Friday, August 20, 2021

Moscow Pursuing ‘Empire 3.0’ with Overwhelming Popular Support, Prokhorov Says

Paul Goble

            Staunton, August 16 – Today, as a century ago after the 1917 revolution, there exists a consensus among Russians regardless of their political differences that they “want to live in a great country and not in some small remnant,” Aleksandr Prokhorov says; and as a result, they overwhelmingly support Moscow’s pursuit of “Empire 3.0.”

            Between 1917 and 1921 and again after 1991, it appeared that the Russian empire was at an end, the first time as a result of uninterrupted military conflict on its territory and the second because of the pursuit of membership in the Western world as one nation state among others (newizv.ru/comment/valeriy-prohorov/17-08-2021/imperiya-3-0-rossiya-v-poiske-novoy-istoricheskoy-missii).

            At the end of the first period of disintegration, “the empire was reborn in the form of a confederation of national soviet republics. But this union of equal de jure soon was restored as a de facto unitary state,” one that imposed a common Bolshevik matrix on what had been a varied Russian Empire before.”

            According to Prokhorov, “the Soviet Union was beyond question a Russian imperial project, an Empire 2.0 … but the national idea was replaced by the concept of proletarian internationalism, religious spirituality was practically destroyed by militant atheists, and autocracy replaced by a collective leadership in the form of the Politburo.”

            “The ‘deep’ Soviet people preserved in its subconsciousness the moral framework of ‘faith, tsar and fatherland,’” even as the Soviet state acted in ways that followed “the logic of the existence of all world empires which not only defended the ethnic groups populating it from unfriendly attacks by neighbors but fulfilled a certain historical mission.”

            After 1991, he continues, “Russia for more than two decades existed as a state in which this imperial view was lost.” There was confusion among Russians, and “the search for our place in the world almost cost us the loss of over sovereignty.” Only more recently has Moscow made clear that its diminished position won’t be tolerated any longer.

            Prokhorov predicts that now “like 100 years ago, Russia will be saved by its imperial immunity. In society, regardless of political views, there exists a consensus that the overwhelming majority wants to live in a great country,” that is an empire, rather than in some state like others.

            “All imperial projects experience period of birth, growth and dying away.” Russia is no exception, and the last 30 years “many mistakes have been committed, almost all for a single reason: we, having rejected good sense have tried to copy some sort of ‘best practices’ from others and thus bring more quickly ‘a bright future.’”

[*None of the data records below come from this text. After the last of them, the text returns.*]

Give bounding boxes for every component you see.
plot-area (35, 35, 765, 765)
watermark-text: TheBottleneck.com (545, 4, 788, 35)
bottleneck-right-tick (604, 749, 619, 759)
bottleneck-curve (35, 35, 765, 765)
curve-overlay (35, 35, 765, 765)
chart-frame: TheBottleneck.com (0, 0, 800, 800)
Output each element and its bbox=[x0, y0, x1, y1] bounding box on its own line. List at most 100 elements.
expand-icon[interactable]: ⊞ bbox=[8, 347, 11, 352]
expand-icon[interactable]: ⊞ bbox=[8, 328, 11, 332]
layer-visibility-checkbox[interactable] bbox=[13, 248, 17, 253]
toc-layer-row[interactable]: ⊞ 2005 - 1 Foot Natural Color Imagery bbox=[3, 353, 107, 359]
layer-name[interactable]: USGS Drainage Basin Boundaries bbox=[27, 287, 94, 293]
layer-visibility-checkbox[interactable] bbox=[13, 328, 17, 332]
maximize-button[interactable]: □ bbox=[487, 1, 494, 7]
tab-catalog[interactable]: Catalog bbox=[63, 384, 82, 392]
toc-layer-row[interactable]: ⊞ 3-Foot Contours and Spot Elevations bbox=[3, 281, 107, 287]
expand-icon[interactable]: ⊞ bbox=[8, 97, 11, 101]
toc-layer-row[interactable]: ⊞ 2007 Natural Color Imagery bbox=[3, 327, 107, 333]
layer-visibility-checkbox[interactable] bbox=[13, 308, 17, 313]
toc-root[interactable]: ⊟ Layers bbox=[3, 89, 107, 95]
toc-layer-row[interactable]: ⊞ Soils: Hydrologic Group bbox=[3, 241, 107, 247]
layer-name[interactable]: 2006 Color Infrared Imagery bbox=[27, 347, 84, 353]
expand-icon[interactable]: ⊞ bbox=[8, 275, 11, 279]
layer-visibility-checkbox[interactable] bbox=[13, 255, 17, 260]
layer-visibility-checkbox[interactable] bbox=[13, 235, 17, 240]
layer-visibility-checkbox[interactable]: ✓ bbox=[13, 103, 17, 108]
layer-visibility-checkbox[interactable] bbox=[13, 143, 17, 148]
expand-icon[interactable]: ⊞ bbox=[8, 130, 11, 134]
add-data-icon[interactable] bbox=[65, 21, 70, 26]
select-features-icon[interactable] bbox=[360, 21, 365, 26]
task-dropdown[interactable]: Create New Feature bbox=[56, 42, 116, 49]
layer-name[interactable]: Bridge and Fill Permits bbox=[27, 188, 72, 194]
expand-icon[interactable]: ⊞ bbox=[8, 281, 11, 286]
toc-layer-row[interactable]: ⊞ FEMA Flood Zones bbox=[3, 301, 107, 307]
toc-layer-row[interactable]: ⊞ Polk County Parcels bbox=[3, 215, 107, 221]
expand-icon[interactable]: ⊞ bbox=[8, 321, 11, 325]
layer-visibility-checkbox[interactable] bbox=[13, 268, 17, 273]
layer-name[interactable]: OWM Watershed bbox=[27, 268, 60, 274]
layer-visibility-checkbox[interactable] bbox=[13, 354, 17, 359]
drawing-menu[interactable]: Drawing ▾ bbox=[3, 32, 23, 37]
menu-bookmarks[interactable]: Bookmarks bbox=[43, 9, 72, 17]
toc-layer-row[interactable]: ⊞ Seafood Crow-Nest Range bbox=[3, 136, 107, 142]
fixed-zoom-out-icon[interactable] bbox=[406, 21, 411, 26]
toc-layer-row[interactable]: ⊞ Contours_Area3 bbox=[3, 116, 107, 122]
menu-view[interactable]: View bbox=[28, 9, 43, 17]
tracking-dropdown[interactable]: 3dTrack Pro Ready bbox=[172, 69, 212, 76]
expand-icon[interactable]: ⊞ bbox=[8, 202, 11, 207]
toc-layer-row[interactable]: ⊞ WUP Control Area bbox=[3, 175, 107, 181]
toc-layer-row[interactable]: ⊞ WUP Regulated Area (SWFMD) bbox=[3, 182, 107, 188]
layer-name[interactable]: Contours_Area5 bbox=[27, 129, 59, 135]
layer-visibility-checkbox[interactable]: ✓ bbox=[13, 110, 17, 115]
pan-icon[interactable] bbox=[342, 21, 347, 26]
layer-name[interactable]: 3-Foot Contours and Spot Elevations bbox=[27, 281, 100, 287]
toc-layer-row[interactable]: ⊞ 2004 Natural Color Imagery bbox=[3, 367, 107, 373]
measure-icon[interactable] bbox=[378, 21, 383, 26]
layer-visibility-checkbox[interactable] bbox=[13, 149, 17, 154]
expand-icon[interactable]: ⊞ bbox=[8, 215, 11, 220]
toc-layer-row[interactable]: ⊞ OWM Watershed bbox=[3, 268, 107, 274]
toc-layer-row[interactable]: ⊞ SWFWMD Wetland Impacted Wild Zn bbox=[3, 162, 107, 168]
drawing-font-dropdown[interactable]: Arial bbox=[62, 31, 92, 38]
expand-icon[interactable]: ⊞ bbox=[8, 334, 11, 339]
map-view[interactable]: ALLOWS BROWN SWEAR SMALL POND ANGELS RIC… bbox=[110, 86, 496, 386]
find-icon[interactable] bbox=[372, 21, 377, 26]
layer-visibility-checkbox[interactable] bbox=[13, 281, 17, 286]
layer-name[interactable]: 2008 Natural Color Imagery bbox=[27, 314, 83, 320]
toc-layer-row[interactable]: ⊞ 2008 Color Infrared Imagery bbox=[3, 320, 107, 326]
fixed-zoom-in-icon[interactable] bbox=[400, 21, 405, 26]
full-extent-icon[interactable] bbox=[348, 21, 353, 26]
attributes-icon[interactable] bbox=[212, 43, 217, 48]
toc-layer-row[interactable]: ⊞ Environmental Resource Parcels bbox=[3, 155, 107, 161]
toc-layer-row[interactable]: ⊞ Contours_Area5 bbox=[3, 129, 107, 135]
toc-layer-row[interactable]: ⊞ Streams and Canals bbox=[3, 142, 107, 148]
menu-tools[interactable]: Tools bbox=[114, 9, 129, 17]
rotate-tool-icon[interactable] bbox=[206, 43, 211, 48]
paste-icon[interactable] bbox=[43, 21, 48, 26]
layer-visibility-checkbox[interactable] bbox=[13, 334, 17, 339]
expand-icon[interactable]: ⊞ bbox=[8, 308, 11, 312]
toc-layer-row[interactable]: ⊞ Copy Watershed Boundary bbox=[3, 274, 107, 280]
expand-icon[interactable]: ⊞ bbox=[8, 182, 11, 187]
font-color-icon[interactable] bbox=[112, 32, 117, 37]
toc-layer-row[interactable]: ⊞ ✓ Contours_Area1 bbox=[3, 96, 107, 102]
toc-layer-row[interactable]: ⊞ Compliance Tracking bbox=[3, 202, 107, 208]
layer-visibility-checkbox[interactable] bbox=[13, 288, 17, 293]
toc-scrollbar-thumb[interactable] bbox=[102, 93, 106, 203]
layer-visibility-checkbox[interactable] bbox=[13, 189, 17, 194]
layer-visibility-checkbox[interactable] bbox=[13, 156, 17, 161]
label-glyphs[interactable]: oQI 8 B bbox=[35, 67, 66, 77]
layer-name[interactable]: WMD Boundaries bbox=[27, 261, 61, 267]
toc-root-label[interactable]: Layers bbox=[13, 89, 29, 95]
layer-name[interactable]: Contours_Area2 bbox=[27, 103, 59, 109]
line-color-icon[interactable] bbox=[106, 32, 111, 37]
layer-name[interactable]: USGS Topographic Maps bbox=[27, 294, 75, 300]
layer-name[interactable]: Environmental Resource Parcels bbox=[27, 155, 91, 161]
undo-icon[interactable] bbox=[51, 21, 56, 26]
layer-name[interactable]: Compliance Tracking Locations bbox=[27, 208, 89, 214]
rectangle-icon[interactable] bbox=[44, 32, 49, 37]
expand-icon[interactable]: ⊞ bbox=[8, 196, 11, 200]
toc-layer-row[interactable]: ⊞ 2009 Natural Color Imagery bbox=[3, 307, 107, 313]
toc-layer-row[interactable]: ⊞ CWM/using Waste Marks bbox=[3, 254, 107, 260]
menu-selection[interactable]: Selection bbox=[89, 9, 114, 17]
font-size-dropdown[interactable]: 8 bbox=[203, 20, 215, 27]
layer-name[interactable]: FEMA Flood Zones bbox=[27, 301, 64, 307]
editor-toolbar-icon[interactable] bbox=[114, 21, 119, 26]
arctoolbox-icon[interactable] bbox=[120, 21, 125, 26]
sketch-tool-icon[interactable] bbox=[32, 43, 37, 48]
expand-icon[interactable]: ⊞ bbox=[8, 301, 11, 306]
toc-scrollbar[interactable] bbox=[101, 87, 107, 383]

            Having looked to the west and then to the east, we have lost our own way, he suggests. But now it is recovering it, as “a third imperial project,” with “a strong central power” of a monarchical type, a military stratum which “defines foreign and domestic policy” and a policy agenda of expansion and development in the Arctic and unpopulated regions of Siberia.

            “Empires do not exist without a declared mission, and Russia’s new imperial agenda has already begun to be formed ideologically.” And indicative of that are the proposals of Defense Minister Sergey Shoygu to create new cities and a new capital east of the Urals, far from outsiders and enemies.

            According to Prokhorov, with such ideas, “the vector of the development of Russia has been chosen,” and its focus defined. All that we are waiting for, he says, is “’a mobilization order’” and that will be declared “in the near future.”